DESIGN OPTIMIZATION OF SMALL WIND TURBINE BLADE BASED ON STRUCTURAL AND FATIGUE LIFE ANALYSES

Abstract

In this paper, the horizontal axis wind turbine (HAWT) blade model with a power of 5 kW and a length of 2.5 m was designed using MATLAB code based on the blade element momentum theory (BEMT) method. The Finite Element Method was used to simulate and validate the blade of wind turbine under normal and extreme operating wind load conditions to compute the deflections. The approach of the standard IEC 61400.2 was applied to obtain the fatigue loads, estimate damage, and predict the life of the blade.
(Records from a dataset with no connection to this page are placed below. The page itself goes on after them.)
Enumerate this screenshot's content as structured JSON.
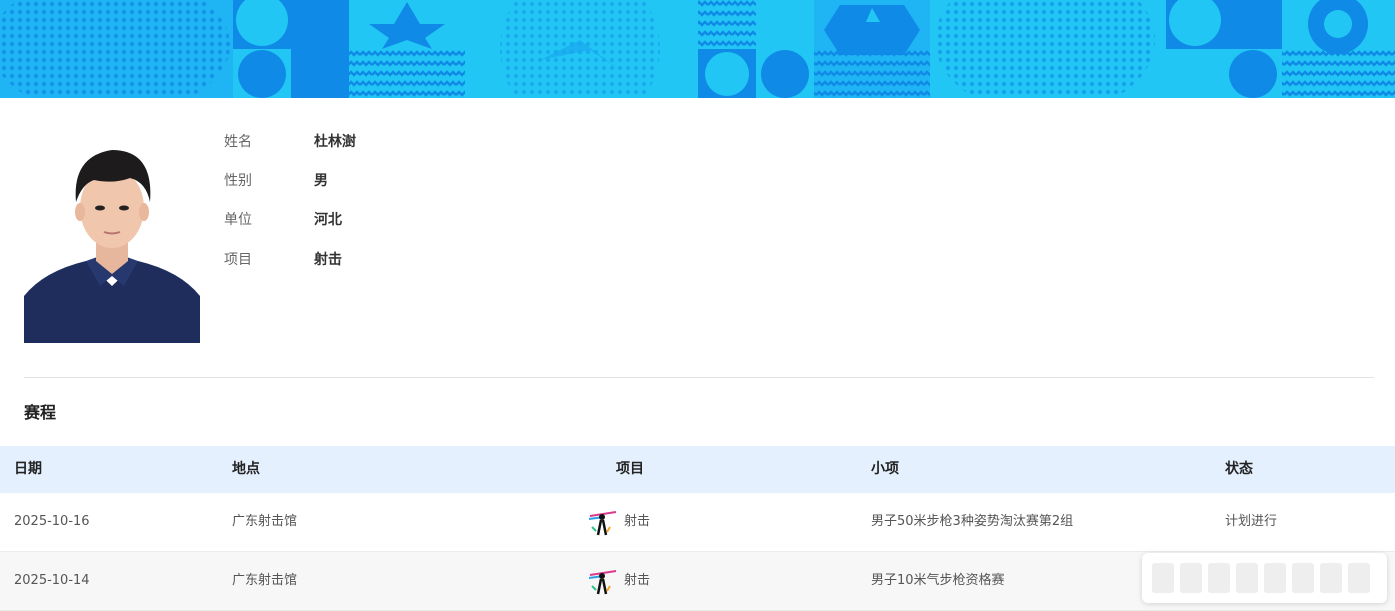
{
  "profile": {
    "fields": [
      {
        "label": "姓名",
        "value": "杜林澍"
      },
      {
        "label": "性别",
        "value": "男"
      },
      {
        "label": "单位",
        "value": "河北"
      },
      {
        "label": "项目",
        "value": "射击"
      }
    ]
  },
  "schedule": {
    "title": "赛程",
    "headers": {
      "date": "日期",
      "venue": "地点",
      "sport": "项目",
      "event": "小项",
      "status": "状态"
    },
    "rows": [
      {
        "date": "2025-10-16",
        "venue": "广东射击馆",
        "sport": "射击",
        "sport_icon": "shooting-icon",
        "event": "男子50米步枪3种姿势淘汰赛第2组",
        "status": "计划进行"
      },
      {
        "date": "2025-10-14",
        "venue": "广东射击馆",
        "sport": "射击",
        "sport_icon": "shooting-icon",
        "event": "男子10米气步枪资格赛",
        "status": ""
      }
    ]
  },
  "colors": {
    "banner_primary": "#0f8ae6",
    "banner_secondary": "#22c6f5",
    "table_header_bg": "#e4f0fd"
  }
}
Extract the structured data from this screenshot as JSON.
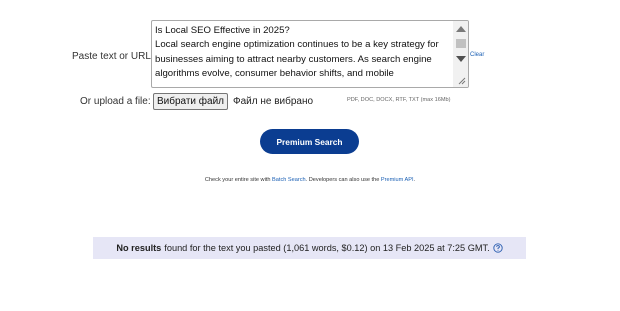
{
  "form": {
    "paste_label": "Paste text or URL:",
    "textarea_value": "Is Local SEO Effective in 2025?\nLocal search engine optimization continues to be a key strategy for businesses aiming to attract nearby customers. As search engine algorithms evolve, consumer behavior shifts, and mobile",
    "clear_label": "Clear",
    "upload_label": "Or upload a file:",
    "file_button_label": "Вибрати файл",
    "file_status": "Файл не вибрано",
    "file_hint": "PDF, DOC, DOCX, RTF, TXT (max 16Mb)",
    "submit_label": "Premium Search"
  },
  "links": {
    "prefix": "Check your entire site with ",
    "batch_search": "Batch Search",
    "middle": ". Developers can also use the ",
    "premium_api": "Premium API",
    "suffix": "."
  },
  "results": {
    "bold": "No results",
    "text": "found for the text you pasted (1,061 words, $0.12) on 13 Feb 2025 at 7:25 GMT.",
    "icon": "help-circle-icon"
  },
  "colors": {
    "button_bg": "#0b3d91",
    "link": "#1a5fb4",
    "results_bg": "#e6e6f6"
  }
}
After analyzing the results of the Finite Element model for the studied E-glass MY 750 under the influence of normal operating winds, it was found that there is an optimization in the deflection of the flapwise by 11% and the deflection of the trailing and leading-edge by 31%. A great agreement was also obtained between the results of the FEM compared with the case H of SLM operating in extreme winds condition. The fatigue life of the wind turbine blade was also studied and it was found that the fiberglass material will not work more than 0.1 years by the SLM method and 4.18 years by the aeroelastic method (FAST software). Finally, it was found by the SLM method the studied blade of 5 kW will have a design life of 20 years if it is made of carbon fiber material.